At the work unit level employees are looking for change leadership to continue
Providing a safety net, giving the space for concerns to be heard, and cascading key change messages. Trust and transparency continue to be important. If employees feel that they cannot trust their immediate supervisor they will find it difficult to cope with the changes.
Participation in decisions surrounding a change is known to increase willingness and commitment to the change. In a time of downsizing, providing employees the ability, as much as possible, to help shape how their team will work in the new organization allows active participation in a difficult time. New team structure, process changes, or even the office layout are examples where participation can be encouraged.
At the individual level, employees need to know they will have room to process the events
The loss of colleagues, or a change in job role, will impact each individual differently. While the business cannot stand still, providing some measure of space for people to go through what is essentially a grieving period, while continuing to manage their daily workload, provides the support needed to move forward.
Support your employees even more at the individual level by providing tools with which they can clearly link how their behavior and actions will link to the success of the transformation. This allows each individual the ability to choose to be actively involved in the change, and the future success of the company.

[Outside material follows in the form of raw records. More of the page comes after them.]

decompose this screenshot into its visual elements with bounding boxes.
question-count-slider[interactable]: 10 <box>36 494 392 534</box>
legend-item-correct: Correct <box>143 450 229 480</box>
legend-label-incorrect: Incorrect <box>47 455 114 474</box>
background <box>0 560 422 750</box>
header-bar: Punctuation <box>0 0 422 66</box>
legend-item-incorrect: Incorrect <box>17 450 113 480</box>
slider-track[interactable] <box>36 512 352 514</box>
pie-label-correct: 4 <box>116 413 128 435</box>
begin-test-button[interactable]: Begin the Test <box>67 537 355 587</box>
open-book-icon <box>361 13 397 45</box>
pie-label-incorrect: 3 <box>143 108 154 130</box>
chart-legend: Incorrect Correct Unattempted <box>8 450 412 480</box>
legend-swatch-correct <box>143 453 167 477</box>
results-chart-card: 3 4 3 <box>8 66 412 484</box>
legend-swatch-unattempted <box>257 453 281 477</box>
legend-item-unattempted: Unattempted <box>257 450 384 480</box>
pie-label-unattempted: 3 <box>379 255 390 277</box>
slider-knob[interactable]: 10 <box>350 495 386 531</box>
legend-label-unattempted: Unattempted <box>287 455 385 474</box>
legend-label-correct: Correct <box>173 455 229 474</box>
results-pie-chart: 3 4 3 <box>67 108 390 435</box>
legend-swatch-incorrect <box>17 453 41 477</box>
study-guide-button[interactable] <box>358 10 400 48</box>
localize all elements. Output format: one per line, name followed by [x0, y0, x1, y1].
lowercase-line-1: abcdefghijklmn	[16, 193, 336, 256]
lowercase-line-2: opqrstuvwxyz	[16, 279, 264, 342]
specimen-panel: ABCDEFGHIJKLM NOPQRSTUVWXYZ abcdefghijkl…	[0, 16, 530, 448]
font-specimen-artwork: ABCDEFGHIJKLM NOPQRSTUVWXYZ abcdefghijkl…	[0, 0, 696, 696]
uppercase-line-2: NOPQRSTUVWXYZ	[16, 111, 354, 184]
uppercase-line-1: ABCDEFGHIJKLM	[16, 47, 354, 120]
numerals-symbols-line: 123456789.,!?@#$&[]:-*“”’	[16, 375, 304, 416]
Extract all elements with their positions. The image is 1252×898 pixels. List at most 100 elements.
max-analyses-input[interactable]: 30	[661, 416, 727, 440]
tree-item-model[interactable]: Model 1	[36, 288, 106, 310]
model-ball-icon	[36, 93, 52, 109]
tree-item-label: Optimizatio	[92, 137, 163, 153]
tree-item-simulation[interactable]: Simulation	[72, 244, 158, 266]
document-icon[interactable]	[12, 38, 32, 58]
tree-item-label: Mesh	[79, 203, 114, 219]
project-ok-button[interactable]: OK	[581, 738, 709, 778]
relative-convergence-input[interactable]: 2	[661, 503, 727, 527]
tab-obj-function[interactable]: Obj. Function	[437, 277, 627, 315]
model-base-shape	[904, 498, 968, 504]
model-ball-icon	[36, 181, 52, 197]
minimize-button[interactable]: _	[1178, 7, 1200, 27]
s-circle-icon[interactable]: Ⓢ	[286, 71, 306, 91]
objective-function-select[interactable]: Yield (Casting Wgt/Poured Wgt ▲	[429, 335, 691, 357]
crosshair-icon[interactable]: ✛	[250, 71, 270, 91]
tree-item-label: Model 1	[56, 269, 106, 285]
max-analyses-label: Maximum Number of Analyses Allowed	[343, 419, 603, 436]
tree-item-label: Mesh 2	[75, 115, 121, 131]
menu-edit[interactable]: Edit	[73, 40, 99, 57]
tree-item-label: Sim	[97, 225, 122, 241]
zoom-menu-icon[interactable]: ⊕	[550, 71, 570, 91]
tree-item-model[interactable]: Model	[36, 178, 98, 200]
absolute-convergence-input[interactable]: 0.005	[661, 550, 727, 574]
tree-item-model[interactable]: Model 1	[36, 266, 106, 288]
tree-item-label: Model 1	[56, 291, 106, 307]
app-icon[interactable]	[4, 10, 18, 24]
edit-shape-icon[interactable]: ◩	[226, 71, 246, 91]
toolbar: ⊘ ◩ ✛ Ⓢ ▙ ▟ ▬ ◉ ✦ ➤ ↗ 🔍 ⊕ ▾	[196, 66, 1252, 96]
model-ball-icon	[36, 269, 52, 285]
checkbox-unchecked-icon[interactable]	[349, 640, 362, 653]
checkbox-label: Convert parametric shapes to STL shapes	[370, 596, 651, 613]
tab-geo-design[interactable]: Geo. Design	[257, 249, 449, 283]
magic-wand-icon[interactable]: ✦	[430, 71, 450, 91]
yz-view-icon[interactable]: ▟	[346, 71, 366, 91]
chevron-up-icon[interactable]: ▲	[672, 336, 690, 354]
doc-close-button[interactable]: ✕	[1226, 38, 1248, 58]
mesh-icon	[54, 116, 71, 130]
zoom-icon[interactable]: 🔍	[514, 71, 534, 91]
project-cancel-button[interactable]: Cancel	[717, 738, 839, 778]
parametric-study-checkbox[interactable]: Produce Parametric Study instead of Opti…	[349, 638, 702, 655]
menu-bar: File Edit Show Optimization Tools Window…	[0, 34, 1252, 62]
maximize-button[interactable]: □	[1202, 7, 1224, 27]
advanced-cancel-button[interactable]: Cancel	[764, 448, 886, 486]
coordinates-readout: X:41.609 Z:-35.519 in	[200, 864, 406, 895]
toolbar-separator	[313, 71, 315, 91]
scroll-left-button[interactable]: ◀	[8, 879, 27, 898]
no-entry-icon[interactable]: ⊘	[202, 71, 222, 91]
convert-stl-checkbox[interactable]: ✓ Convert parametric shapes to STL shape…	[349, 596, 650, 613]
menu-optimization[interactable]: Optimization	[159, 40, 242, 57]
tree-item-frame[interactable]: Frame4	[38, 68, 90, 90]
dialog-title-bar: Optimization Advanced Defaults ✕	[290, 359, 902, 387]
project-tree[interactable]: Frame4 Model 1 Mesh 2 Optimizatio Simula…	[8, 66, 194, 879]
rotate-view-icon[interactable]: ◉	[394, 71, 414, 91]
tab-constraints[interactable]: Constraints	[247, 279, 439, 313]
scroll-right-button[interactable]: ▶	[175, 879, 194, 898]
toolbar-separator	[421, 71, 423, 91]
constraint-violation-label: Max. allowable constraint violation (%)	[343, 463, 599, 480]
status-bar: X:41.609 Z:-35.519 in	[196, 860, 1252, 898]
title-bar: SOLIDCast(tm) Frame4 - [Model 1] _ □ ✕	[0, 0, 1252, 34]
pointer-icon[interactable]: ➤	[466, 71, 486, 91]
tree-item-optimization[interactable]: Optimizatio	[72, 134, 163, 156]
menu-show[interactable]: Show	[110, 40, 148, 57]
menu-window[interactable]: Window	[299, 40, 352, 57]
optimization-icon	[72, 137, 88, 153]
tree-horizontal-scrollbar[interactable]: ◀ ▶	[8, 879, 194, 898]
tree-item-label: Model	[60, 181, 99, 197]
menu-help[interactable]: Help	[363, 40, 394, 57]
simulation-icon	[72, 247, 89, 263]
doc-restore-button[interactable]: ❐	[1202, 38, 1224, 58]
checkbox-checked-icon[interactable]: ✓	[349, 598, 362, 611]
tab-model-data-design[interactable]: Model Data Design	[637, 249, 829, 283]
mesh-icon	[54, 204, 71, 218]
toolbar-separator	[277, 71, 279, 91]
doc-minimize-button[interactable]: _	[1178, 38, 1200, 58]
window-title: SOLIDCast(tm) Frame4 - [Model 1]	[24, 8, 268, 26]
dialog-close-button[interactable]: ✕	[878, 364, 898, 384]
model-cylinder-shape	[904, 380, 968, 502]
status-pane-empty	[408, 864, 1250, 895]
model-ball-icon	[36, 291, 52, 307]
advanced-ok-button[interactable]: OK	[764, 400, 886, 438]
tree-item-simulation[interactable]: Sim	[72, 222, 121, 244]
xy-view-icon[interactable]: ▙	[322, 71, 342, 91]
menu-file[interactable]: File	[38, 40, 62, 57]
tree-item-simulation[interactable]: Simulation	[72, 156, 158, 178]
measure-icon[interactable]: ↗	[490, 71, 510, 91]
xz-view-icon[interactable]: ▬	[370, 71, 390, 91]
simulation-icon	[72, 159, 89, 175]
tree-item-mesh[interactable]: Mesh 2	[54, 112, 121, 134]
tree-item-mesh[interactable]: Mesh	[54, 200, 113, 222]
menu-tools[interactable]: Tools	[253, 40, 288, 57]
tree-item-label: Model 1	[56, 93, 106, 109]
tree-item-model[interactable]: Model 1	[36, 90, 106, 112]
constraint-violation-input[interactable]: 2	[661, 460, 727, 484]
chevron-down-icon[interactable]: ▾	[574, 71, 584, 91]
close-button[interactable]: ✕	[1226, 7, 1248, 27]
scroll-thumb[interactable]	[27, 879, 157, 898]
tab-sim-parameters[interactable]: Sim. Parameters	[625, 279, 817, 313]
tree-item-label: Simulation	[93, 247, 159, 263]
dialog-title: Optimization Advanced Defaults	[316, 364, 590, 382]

Manage a downsize by addressing three levels of change and supporting the people within your organization
Downsizing can be a very hard change to manage without experiencing loss of motivation, productivity and unwanted turnover. Using a change management approach during a downsize, and considering specific factors that influence an individual’s attitude towards the organizational transformation, will help your workforce move through the change, and refocus on the future vision of the organization.